For the first time, the College Board has released a resource guide intended to help undocumented immigrant students seeking to pursue a college education.
The guide includes information on college admission, financial aid, scholarships and support groups for students residing in states that provide in-state tuition rates to undocumented immigrant students attending public colleges and universities. Summaries of the states’ in-state tuition laws and how to qualify also are included. Web site links and email contacts for various support organizations and information sources located in those states are provided, too.
The report was released on Thursday at the organization’s “Preparate” conference in Miami. The College Board organization administers the SAT exams and the Advanced Placement program.
The guide does not include state-specific resources for students residing in areas without in-state tuition laws on the books. It also does not address the policies of private universities.
Fourteen states currently have laws that allow undocumented immigrant students to pay in-state tuition. The state-specific resources listed in the guide cover eleven of those states: California, Illinois, Kansas, Nebraska, New Mexico, New York, Oklahoma, Texas, Utah, Washington and Wisconsin.
Despite backlash against undocumented immigrants in many parts of the country, some states have expanded benefits for such students. Connecticut, Maryland and Rhode Island just passed in-state tuition laws in 2011. In addition, California and Illinois have expanded undocumented students’ access to state financial aid programs.
In much of the United States, undocumented immigrant students must pay higher out-of-state tuition rates that can make it difficult to pursue a higher education, particularly because they cannot qualify for federal financial aid. However, a number of universities have decided to provide financial aid to undocumented students with their own institutional funds.
The guide was created by Alejandra Rincon, an immigrant rights activist who holds a doctorate in education administration from the University of Texas.

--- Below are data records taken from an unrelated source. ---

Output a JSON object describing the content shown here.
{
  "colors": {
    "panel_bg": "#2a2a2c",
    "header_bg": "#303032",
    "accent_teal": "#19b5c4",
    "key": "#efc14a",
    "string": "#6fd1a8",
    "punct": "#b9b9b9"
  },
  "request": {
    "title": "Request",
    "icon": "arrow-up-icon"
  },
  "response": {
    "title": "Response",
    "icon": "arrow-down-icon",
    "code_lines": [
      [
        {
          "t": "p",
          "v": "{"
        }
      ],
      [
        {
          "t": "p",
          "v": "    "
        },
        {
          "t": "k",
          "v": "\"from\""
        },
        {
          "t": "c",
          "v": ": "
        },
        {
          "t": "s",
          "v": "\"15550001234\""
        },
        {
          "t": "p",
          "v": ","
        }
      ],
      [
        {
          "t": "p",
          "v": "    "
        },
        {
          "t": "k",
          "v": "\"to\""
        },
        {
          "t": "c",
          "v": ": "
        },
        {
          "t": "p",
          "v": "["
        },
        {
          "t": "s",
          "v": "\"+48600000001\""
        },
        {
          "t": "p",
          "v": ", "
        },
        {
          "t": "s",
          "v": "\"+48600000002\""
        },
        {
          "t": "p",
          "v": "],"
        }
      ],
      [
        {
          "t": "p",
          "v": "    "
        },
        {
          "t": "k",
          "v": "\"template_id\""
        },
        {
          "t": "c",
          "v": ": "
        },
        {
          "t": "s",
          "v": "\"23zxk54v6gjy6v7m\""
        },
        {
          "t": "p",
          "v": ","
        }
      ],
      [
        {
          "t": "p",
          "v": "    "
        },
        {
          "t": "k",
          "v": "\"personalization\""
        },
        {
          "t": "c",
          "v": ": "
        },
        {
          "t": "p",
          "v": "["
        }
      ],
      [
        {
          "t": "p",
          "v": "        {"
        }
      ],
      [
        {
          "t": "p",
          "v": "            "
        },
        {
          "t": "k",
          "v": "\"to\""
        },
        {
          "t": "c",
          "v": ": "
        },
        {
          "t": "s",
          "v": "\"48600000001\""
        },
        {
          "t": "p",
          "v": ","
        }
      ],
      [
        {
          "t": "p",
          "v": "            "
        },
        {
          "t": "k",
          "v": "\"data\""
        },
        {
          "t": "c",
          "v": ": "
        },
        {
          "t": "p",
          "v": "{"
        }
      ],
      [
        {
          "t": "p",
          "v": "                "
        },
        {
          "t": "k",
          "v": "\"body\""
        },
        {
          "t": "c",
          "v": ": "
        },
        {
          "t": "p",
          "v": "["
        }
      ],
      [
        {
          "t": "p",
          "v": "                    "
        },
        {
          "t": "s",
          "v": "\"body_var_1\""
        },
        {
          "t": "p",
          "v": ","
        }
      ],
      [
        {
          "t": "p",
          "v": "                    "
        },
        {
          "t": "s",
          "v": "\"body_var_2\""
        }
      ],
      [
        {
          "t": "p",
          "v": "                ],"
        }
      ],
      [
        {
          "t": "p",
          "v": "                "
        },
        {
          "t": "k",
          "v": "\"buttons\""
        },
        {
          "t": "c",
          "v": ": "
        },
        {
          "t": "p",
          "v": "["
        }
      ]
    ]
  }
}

The document’s release comes as the DREAM Act, which would provide a path to citizenship for undocumented immigrant students, has repeatedly failed to pass in Congress. The College Board organization strongly supports the act, and submitted statements in support of its passage when Senate hearings were held last year.
There has been some political movement around these issues. On Wednesday, Florida Republican representative David Rivera introduced an alternative, the Studying Towards Adjusted Residency Status Act, or STARS, which would allow undocumented students brought to the United States at a young age to apply for a five-year non-immigrant status.